By Christina Fuoco-Karasinski
As Foghat’s lead guitarist, engineer and producer, Bryan Bassett knows what he wants in the band’s music.
For the act’s forthcoming record, Sonic Mojo, Bassett wanted to continue Foghat’s penchant for authenticity.
“It’s very honest, not overproduced or anything,” said Bassett of the band that scored hits with “Slow Ride” and “Ride, Ride, Ride.”
“I wanted it to translate to the stage. We needed to ensure every part of it could be played live. That was important to me as a producer, to make sure the songs were just us, rocking out and playing.”
Foghat will do just that when it celebrates the release of Sonic Mojo on Nov. 17 at The Coach House. The album hits streaming services on Friday, Nov. 10.
“We’re pretty excited to get out and have the fans hear the new music,” he said. “We have a couple of songs already out there. But Sonic Mojo has six new originals and six covers. We recorded it over the course of the last year.”
Among the tracks on Sonic Mojo are “Let Me Love You Baby” by Willie Dixon; Rodney Crowell’s “Song for the Life”; and “Promised Land” by Chuck Berry.
“It’s Foghat tradition to take an old blues song and rock it up a little bit,” Bassett said.
The London-born Foghat was founded in 1971 when Dave Peverett and Roger Earl left Kim Simmonds-fronted Savoy Brown. Since then, Foghat has earned eight gold records, one platinum record and one double-platinum record.
Founding songwriter/vocalist/guitarist Peverett died in 2000, followed by slide guitarist Rod Price five years later. In 2018, longtime bassist Craig MacGregor passed away.
Despite the losses, founding drummer Roger Earl kept the legacy alive. Besides Bassett and Earl, Foghat includes singer/bassist Rodney O’Quinn and lead vocalist/guitarist Scott Holt, whose credits include performing with Buddy Guy.
For the original tracks on Sonic Mojo, Foghat asked Simmonds if he had any songs he wanted to hear.
“He sent four,” Bassett said of Simmonds. “We recorded three of them. We’re blessed to have three of his last compositions on the record. We dedicated the album to him. That’s an interesting thing about the record.”
Bassett said Sonic Mojo fits in well with the catalog, as each effort features Earl’s drumming.
“What gives Foghat its flavor are the drum tracks,” he said.

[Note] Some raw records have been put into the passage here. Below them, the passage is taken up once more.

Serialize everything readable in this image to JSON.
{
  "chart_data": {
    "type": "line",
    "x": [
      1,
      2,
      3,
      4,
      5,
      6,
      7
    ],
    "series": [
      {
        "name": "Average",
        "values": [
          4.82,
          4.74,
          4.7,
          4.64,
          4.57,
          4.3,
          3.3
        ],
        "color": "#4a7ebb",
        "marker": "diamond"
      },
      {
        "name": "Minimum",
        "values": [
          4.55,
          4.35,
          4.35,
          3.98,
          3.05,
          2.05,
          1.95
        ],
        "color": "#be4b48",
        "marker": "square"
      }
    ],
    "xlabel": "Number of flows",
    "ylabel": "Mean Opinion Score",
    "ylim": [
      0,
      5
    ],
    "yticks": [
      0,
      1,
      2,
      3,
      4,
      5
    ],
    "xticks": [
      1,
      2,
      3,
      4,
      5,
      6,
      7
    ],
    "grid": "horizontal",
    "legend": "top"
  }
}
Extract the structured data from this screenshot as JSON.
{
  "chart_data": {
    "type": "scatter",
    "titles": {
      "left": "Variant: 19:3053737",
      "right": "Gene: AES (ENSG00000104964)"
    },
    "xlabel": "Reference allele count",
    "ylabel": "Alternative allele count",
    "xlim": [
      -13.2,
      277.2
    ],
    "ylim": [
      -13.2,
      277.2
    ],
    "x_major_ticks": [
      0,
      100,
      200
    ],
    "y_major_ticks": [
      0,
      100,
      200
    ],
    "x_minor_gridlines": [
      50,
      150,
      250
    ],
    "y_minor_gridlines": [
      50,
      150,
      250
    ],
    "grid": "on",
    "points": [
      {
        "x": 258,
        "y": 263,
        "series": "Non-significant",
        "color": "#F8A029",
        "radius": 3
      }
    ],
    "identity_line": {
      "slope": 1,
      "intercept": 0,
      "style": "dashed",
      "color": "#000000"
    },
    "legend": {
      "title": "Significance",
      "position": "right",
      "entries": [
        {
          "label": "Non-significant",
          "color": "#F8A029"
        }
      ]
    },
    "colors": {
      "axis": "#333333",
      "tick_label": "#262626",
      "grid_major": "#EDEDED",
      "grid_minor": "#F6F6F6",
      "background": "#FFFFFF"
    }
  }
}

“We’re blues rock, and we haven’t gone too far from that, except for a couple songs—‘Promised Land’ and one written by Colin Earl of Mungo Jerry, ‘Wish I’d a Been There’—that leans a little country,” he continued. “Our fans might be a little surprised by that. ‘Wish I’d a Been There’ is his lament about never seeing Hank Williams Sr. in concert.”
Bassett’s career reads like a rock ‘n’ roll encyclopedia. He served as a session guitarist for King Snake Studio and a member of The Midnight Creepers and Blue House. He wielded the ax for Molly Hatchet, and released a slew of records on his own, including “Devil’s Canyon.”
In January 1998, he recorded the CD Silent Reign of Heroes, followed by Kingdom of XII in 2000. A founding member of Wild Cherry, Bassett also performed with Airborne, T-Dice and The Silencers.
In terms of Foghat, Bassett spends 60 to 70 days on the road. This winter, it will reconfigure its concerts to keep it fresh for the band—and its fans.
“We try to change songs every year, add to the set, pull deep album tracks,” he said. “That way, fans who come see us every year get a different show. We get on socials to find out which songs fans would like to hear from the old album tracks.”
Bassett said it’s been easy to stay passionate about his craft, nearly 50 years in.
“There’s nothing more fun to me than plugging my guitar into a loud Marshall amp and making a racket,” he said with a laugh.
“I still feel like a 20-year-old playing in my garage. We’re getting together this afternoon. Playing music with friends—it doesn’t get any better than that.”